Sunday 10 February 2013

Get It Right


The Legless fighter pilot, Douglas Bader, is credited with coining the phrase, “Get it right, old boy, otherwise don’t bother.” He was talking about flying, of course, but I figure the same maxim applies to writing. That’s one of the reasons I welcome as much editing and critical scrutiny of my manuscripts as possible. I don’t claim to get it right on a first or even a second draft, that would be arrogant, but I do claim to spend a lot of time trying to “get it right.” 

I have read the advice of writers who caution against too much editing, and I fully understand where they come from. There is a real risk of losing the crisp spontaneity that is usually inherent in a first draft. But I tend to weight up that risk against the other risk: that of getting something painfully wrong. It happens, even to the most successful of writers. I recently re-read a top-selling novel I thoroughly enjoyed thirty years ago. This time I found myself muttering, “He’s got that hopelessly wrong,” and it spoiled my enjoyment of the book this time around. In a more recent novel by a well-regarded writer with a major publishing house I was surprised to read that Aldermaston and County Louth are both in Northern Ireland. They are not. A year or so ago I threw away a Dan Brown novel because I figure a millionaire writer can afford to hire proof-readers able to spot glaring errors. It’s not only errors of fact that tend to stand out. More and more these days I find that errors of grammar and poor sentence construction can creep in and spoil the enjoyment of a book.
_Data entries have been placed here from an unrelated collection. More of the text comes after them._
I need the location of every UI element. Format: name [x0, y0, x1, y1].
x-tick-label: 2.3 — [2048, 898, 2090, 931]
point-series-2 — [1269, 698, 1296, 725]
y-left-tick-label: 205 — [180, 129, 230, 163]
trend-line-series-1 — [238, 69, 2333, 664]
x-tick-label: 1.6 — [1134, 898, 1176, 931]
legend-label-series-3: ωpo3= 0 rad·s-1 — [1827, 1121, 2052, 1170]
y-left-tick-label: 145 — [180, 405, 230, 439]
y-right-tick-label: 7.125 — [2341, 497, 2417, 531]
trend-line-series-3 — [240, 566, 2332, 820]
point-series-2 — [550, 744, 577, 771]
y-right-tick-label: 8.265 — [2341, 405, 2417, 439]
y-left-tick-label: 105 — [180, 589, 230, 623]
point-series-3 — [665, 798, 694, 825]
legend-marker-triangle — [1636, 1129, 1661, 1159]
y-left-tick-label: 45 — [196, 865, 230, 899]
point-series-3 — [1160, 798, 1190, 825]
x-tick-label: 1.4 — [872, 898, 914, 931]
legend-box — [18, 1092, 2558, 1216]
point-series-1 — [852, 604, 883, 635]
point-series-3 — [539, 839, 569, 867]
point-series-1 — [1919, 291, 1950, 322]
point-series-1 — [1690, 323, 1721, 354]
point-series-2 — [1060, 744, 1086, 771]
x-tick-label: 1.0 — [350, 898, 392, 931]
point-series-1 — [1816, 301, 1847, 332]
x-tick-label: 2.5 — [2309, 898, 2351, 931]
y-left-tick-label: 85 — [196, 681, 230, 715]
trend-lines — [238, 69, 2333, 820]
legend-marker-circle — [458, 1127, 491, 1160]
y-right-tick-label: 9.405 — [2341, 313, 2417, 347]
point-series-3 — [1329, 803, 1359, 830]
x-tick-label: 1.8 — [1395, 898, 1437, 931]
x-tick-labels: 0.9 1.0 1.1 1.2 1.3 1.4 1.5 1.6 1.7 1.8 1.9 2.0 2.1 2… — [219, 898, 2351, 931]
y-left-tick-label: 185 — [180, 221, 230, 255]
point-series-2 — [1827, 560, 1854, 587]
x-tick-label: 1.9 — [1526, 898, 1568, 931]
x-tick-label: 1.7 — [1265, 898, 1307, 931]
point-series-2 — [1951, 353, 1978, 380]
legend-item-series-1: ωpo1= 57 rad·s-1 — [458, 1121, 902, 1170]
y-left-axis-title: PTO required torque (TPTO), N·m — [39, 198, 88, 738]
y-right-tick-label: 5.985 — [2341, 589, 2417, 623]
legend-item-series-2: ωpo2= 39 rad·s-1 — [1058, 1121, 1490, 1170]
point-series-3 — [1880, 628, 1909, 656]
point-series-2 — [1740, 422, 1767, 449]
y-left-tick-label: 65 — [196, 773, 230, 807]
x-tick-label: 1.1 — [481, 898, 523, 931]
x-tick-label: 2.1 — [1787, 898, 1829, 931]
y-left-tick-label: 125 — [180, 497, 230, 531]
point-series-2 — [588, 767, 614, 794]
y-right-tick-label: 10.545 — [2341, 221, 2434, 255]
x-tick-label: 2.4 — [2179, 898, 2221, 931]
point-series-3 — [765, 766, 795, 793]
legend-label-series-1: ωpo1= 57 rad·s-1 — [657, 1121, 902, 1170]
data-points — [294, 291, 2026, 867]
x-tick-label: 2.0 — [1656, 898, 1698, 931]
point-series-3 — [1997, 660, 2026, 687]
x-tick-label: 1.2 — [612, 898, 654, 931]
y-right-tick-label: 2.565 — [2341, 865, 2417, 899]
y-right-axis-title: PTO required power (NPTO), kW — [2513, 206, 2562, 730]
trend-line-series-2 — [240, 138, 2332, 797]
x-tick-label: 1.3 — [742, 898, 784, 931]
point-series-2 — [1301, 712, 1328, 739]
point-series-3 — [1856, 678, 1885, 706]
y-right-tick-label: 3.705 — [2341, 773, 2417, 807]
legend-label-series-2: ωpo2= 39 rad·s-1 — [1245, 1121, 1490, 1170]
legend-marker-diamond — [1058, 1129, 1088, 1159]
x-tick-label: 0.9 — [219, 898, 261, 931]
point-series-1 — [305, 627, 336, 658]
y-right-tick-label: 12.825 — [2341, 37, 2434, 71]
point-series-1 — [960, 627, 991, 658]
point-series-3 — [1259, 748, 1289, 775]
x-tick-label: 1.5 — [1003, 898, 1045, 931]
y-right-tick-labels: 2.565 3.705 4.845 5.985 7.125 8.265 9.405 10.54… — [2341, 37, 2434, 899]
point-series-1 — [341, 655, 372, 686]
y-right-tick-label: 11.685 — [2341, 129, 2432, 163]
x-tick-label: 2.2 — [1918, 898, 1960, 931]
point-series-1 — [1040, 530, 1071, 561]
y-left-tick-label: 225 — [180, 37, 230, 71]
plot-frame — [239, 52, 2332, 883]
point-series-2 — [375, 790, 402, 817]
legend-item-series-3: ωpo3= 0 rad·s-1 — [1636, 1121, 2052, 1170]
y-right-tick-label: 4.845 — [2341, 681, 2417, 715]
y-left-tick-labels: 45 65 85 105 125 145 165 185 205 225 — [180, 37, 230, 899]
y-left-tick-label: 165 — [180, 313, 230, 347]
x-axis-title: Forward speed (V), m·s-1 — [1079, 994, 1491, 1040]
All of which explains why I get welcome the value of belonging to a weekly class where there is an opportunity to test out salient parts of a novel before they are cast in stone. I make a note of whatever the critics say and go home to mull over every single point. I usually find that eighty per cent of them are valid criticisms or suggestions and I make changes as a result. And it happens before any paying reader gets to see the text and mutters, “He got that wrong.”